TÜRK CEZA KANUNUNDA ÇOCUKLARA İLİŞKİN MADDELER VE ÇOCUKLAR

2003 yılında, İstanbul’da polisin işlem yaptığı toplam çocuk sayısı 1635’ti. Bu çocukların 219 tanesi suçlardan işlem görmüştü.

İstanbul ilinde polis tarafından tespit edilebilen ve korumaya alınan ticari cinsel sömürüye uğrayan, 8-16 yaş arası kız çocuğu sayısı 175’tir. İstanbul’da ve tüm Türkiye genelindeki gerçek sayı ise bilinememektedir.

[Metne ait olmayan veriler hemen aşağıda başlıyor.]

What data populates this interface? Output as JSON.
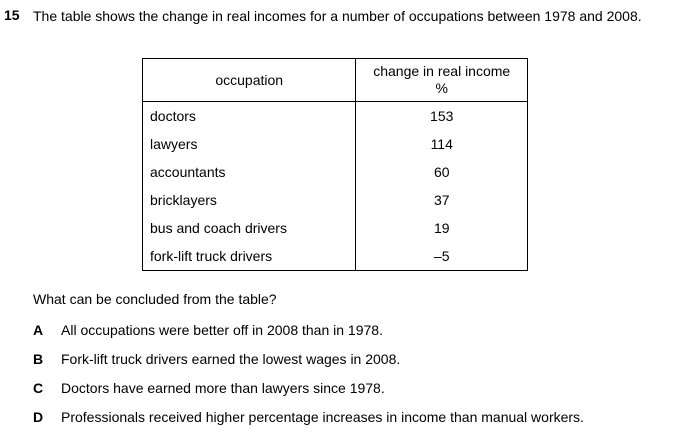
{
  "question": {
    "number": "15",
    "stem": "The table shows the change in real incomes for a number of occupations between 1978 and 2008."
  },
  "table": {
    "header_occupation": "occupation",
    "header_change_line1": "change in real income",
    "header_change_line2": "%",
    "rows": [
      {
        "occupation": "doctors",
        "change": "153"
      },
      {
        "occupation": "lawyers",
        "change": "114"
      },
      {
        "occupation": "accountants",
        "change": "60"
      },
      {
        "occupation": "bricklayers",
        "change": "37"
      },
      {
        "occupation": "bus and coach drivers",
        "change": "19"
      },
      {
        "occupation": "fork-lift truck drivers",
        "change": "–5"
      }
    ]
  },
  "prompt": "What can be concluded from the table?",
  "options": [
    {
      "letter": "A",
      "text": "All occupations were better off in 2008 than in 1978."
    },
    {
      "letter": "B",
      "text": "Fork-lift truck drivers earned the lowest wages in 2008."
    },
    {
      "letter": "C",
      "text": "Doctors have earned more than lawyers since 1978."
    },
    {
      "letter": "D",
      "text": "Professionals received higher percentage increases in income than manual workers."
    }
  ]
}
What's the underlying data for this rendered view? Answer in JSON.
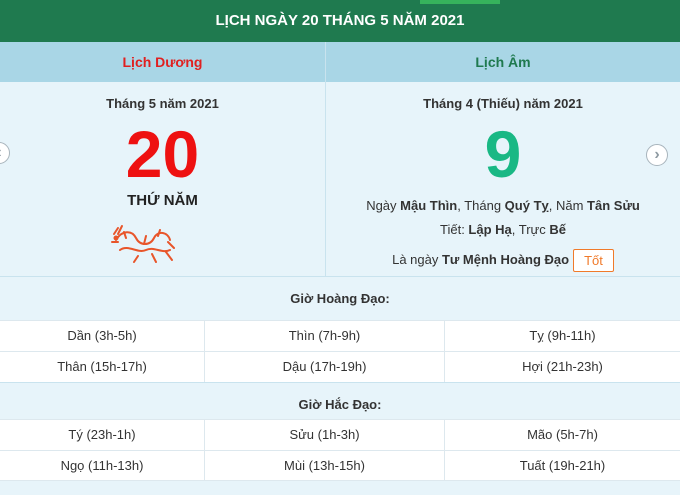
{
  "header": {
    "title": "LỊCH NGÀY 20 THÁNG 5 NĂM 2021"
  },
  "columns": {
    "solar_label": "Lịch Dương",
    "lunar_label": "Lịch Âm"
  },
  "solar": {
    "month_line": "Tháng 5 năm 2021",
    "day": "20",
    "weekday": "THỨ NĂM"
  },
  "lunar": {
    "month_line": "Tháng 4 (Thiếu) năm 2021",
    "day": "9",
    "ngay_prefix": "Ngày ",
    "ngay_value": "Mậu Thìn",
    "thang_prefix": ", Tháng ",
    "thang_value": "Quý Tỵ",
    "nam_prefix": ", Năm ",
    "nam_value": "Tân Sửu",
    "tiet_prefix": "Tiết: ",
    "tiet_value": "Lập Hạ",
    "truc_prefix": ", Trực ",
    "truc_value": "Bế",
    "la_ngay_prefix": "Là ngày ",
    "la_ngay_value": "Tư Mệnh Hoàng Đạo",
    "badge": "Tốt"
  },
  "nav": {
    "prev_icon": "‹",
    "next_icon": "›"
  },
  "hoang_dao": {
    "title": "Giờ Hoàng Đạo:",
    "rows": [
      [
        "Dần (3h-5h)",
        "Thìn (7h-9h)",
        "Tỵ (9h-11h)"
      ],
      [
        "Thân (15h-17h)",
        "Dậu (17h-19h)",
        "Hợi (21h-23h)"
      ]
    ]
  },
  "hac_dao": {
    "title": "Giờ Hắc Đạo:",
    "rows": [
      [
        "Tý (23h-1h)",
        "Sửu (1h-3h)",
        "Mão (5h-7h)"
      ],
      [
        "Ngọ (11h-13h)",
        "Mùi (13h-15h)",
        "Tuất (19h-21h)"
      ]
    ]
  },
  "colors": {
    "header_bg": "#1f7a4f",
    "solar_red": "#ee1111",
    "lunar_green": "#19b884",
    "badge_orange": "#f07a2a",
    "panel_bg": "#e7f4fa"
  },
  "icons": {
    "zodiac": "dragon-icon"
  }
}
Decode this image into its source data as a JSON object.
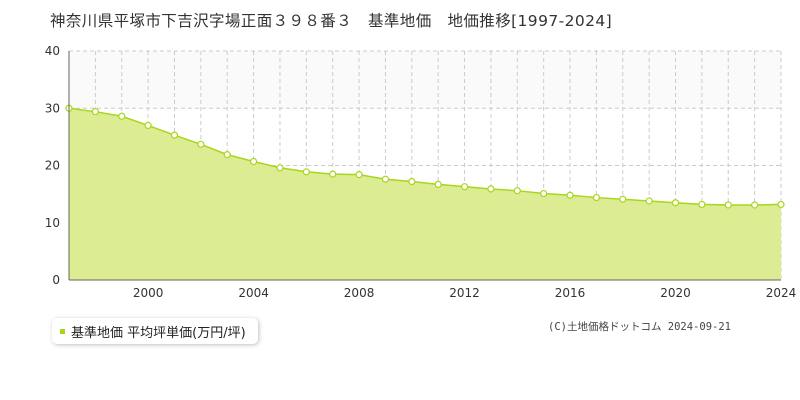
{
  "page": {
    "title": "神奈川県平塚市下吉沢字場正面３９８番３　基準地価　地価推移[1997-2024]",
    "credit": "(C)土地価格ドットコム 2024-09-21"
  },
  "legend": {
    "label": "基準地価 平均坪単価(万円/坪)",
    "color": "#a8d61a"
  },
  "chart_data": {
    "type": "area",
    "x": [
      1997,
      1998,
      1999,
      2000,
      2001,
      2002,
      2003,
      2004,
      2005,
      2006,
      2007,
      2008,
      2009,
      2010,
      2011,
      2012,
      2013,
      2014,
      2015,
      2016,
      2017,
      2018,
      2019,
      2020,
      2021,
      2022,
      2023,
      2024
    ],
    "series": [
      {
        "name": "基準地価 平均坪単価(万円/坪)",
        "values": [
          30.0,
          29.4,
          28.6,
          27.0,
          25.3,
          23.7,
          21.9,
          20.7,
          19.6,
          18.9,
          18.5,
          18.4,
          17.6,
          17.2,
          16.7,
          16.3,
          15.9,
          15.6,
          15.1,
          14.8,
          14.4,
          14.1,
          13.8,
          13.5,
          13.2,
          13.1,
          13.1,
          13.2
        ],
        "color": "#a8d61a",
        "fill": "#dbec93"
      }
    ],
    "xticks": [
      2000,
      2004,
      2008,
      2012,
      2016,
      2020,
      2024
    ],
    "yticks": [
      0,
      10,
      20,
      30,
      40
    ],
    "xlim": [
      1997,
      2024
    ],
    "ylim": [
      0,
      40
    ],
    "grid": true,
    "legend_position": "bottom-left"
  }
}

İstanbul’da sokakta çalışan sayısı on bin civarındadır. Diğer illerdeki rakam kesin bilinmemektedir.

İstanbul sokaklarında yaklaşık 2500, tüm ülkede ise bunun iki-üç katı sayıda çocuk sokakta yaşamaktadır. Yeni Türk Ceza Kanununda tüm bu sorunların yasal kapsamlarını ve çözüm için gerekli düzenlemelerin çoğunu yerine getiriyor görünmektedir. 15 yaş altındaki suça yönlendirilmiş çocukların eğitilmeleri için uygun yöntemlerin de bir an önce belirlenmesi, çocukların, onlarla çalışanların ve polisin rahatlamasını sağlayacaktır. Kötü muamele ve aile hukukundan kaynaklanan yükümlülüğün ihlali maddeleri, çocukları ailelerden korumanın ve çocuk hakları beyannamesine resmi olarak uyumun desteklendiğini göstermektedir. Benzer şekilde kumar oynatmak ve dilencilik, çocukların kötüye kullanımını engellemede önemli adımlardır. Uyuşturucu ve sağlık için tehlikeli madde temini gibi maddelerde çocukların da ayrıca kapsama alınması, diğer önlemlerle birlikte çocukları zararlı maddelerden korumak ve sağlıklı bir topluma sahip olabilmek açısından önemlidir.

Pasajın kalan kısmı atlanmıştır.